Aiden glanced back toward the faro tables, hoping Fish would come to his rescue. “I did shoot a seal,” he said simply.

“You see! Just as I said! And then the shark attacked them!” Christopher clapped his hands together, accidentally slamming them against the bar. “Ow!” he yelped. He examined the wounded knuckle carefully. “Go on—tell us the whole story!”

“That's about it,” Aiden said.

“There must be details!” Christopher's eyes were blurry and he swayed unsteadily. “Our lives are dull. Give us a story!”

His friends laughed, but it was an embarrassed sort of laughter. The youngest one tugged on Christopher's coat sleeve. “Christopher, it's getting late.”

Christopher shrugged him off. “At least show us the tooth,” he said to Aiden.

Aiden had never thought about the lives of rich people being dull. They had books and food and were usually warm. But if this tale had come through Captain Neils or any of the crew, which of course it must have, he didn't want to be rude. Mr. Worthington was obviously a good client, and it wouldn't do to antagonize his son. Aiden drew open the leather pouch, took out the tooth and held it out to them on his palm.

“It's enormous!” Christopher said, his bright demeanor restored.

“You can hold it,” Aiden offered.

The young men passed the tooth around with murmurs of admiration, noting the size and weight of it, the sharp jagged edges. They peppered Aiden with questions. How big was the shark, really? Did he think he would die? Could it take off a leg in one bite? Aiden was eager to escape but decided the easiest way at this point was just to give them what they wanted.
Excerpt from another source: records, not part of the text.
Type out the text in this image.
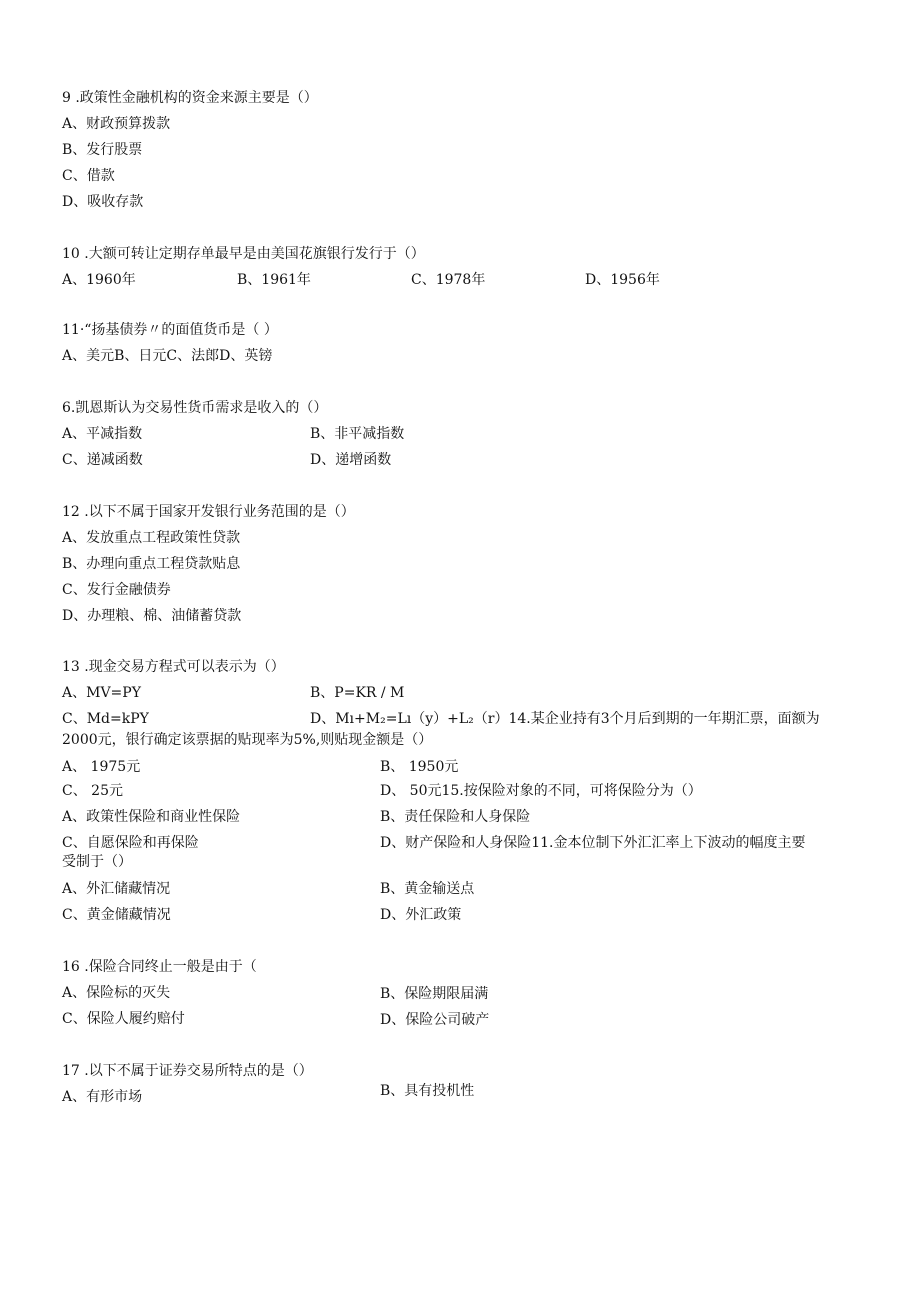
9 .政策性金融机构的资金来源主要是（）
A、财政预算拨款
B、发行股票
C、借款
D、吸收存款
10 .大额可转让定期存单最早是由美国花旗银行发行于（）
A、1960年	B、1961年	C、1978年	D、1956年
11·“扬基债券〃的面值货币是（ ）
A、美元B、日元C、法郎D、英镑
6.凯恩斯认为交易性货币需求是收入的（）
A、平减指数	B、非平减指数
C、递减函数	D、递增函数
12 .以下不属于国家开发银行业务范围的是（）
A、发放重点工程政策性贷款
B、办理向重点工程贷款贴息
C、发行金融债券
D、办理粮、棉、油储蓄贷款
13 .现金交易方程式可以表示为（）
A、MV=PY	B、P=KR / M
C、Md=kPY	D、Mı+M₂=Lı（y）+L₂（r）14.某企业持有3个月后到期的一年期汇票，面额为
2000元，银行确定该票据的贴现率为5%,则贴现金额是（）
A、 1975元	B、 1950元
C、 25元	D、 50元15.按保险对象的不同，可将保险分为（）
A、政策性保险和商业性保险	B、责任保险和人身保险
C、自愿保险和再保险	D、财产保险和人身保险11.金本位制下外汇汇率上下波动的幅度主要
受制于（）
A、外汇储藏情况	B、黄金输送点
C、黄金储藏情况	D、外汇政策
16 .保险合同终止一般是由于（
A、保险标的灭失	B、保险期限届满
C、保险人履约赔付	D、保险公司破产
17 .以下不属于证券交易所特点的是（）
A、有形市场	B、具有投机性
“The waves were high as mountains,” he said. “The unpitying beast bit so continually at our oars that the blades became jagged and crunched, and left small splinters in the sea!” He paused for dramatic effect and hushed his voice. “I could see the bluish pearl-white of the inside of its jaw, not six inches from my head.” His audience murmured with appreciation.

“I remember the sound of its body slicing through the water.” Aiden concocted what he supposed would be the proper sound. In reality, he had heard nothing but the low roar of his own panicked blood pounding inside his head. The group leaned in close like eager children. “It was of prodigious size and strength,” he went on. “It had no mercy, no power but its own.”

Christopher Worthington gave him a suspicious look.

“Then slam!” Aiden finished with an exaggerated flourish that startled a few. “I hit it with the axe. The blood poured out red as—as a—a red rose.” It wasn't the best simile, but what else was red but roses and blood? He hurried to finish. “Then the monster vanished, and the great shroud of the sea rolled on as it rolled five thousand years ago.”

“Wow.” The youngest boy's eyes were wide, and Aiden could tell they were all satisfied with the story. They grew very quiet, sipping their drinks and reflecting on the brevity of life, the savagery of nature and the tenacity of the warrior hero. Or maybe not. An instant later, when a couple of the pretty waiter girls paraded by with feathers and promises of a fandango dance, the young men followed eagerly, ready for a new diversion. Except for Christopher. He watched his friends go off and gather around the stage, then turned and looked at Aiden with a slight, knowing smile.

“I've read
Moby-Dick,
you know. Have you memorized the whole damn thing?”

“No,” Aiden laughed, surprised Christopher had recognized it. “Just those bits. ‘Bluish pearl-white jaw' is the kind of thing that sticks in the mind. I've read it seven times.” He took a well-earned sip of his drink. “I wasn't mocking you, sir.”

“I'm not a ‘sir,'” Christopher said with a laugh. “I'm hardly older than you, I think. And even if you were, mocking with Melville isn't such a bad thing, I suppose. But seven times? I did like the book—though, honestly, did it really need to be so long?”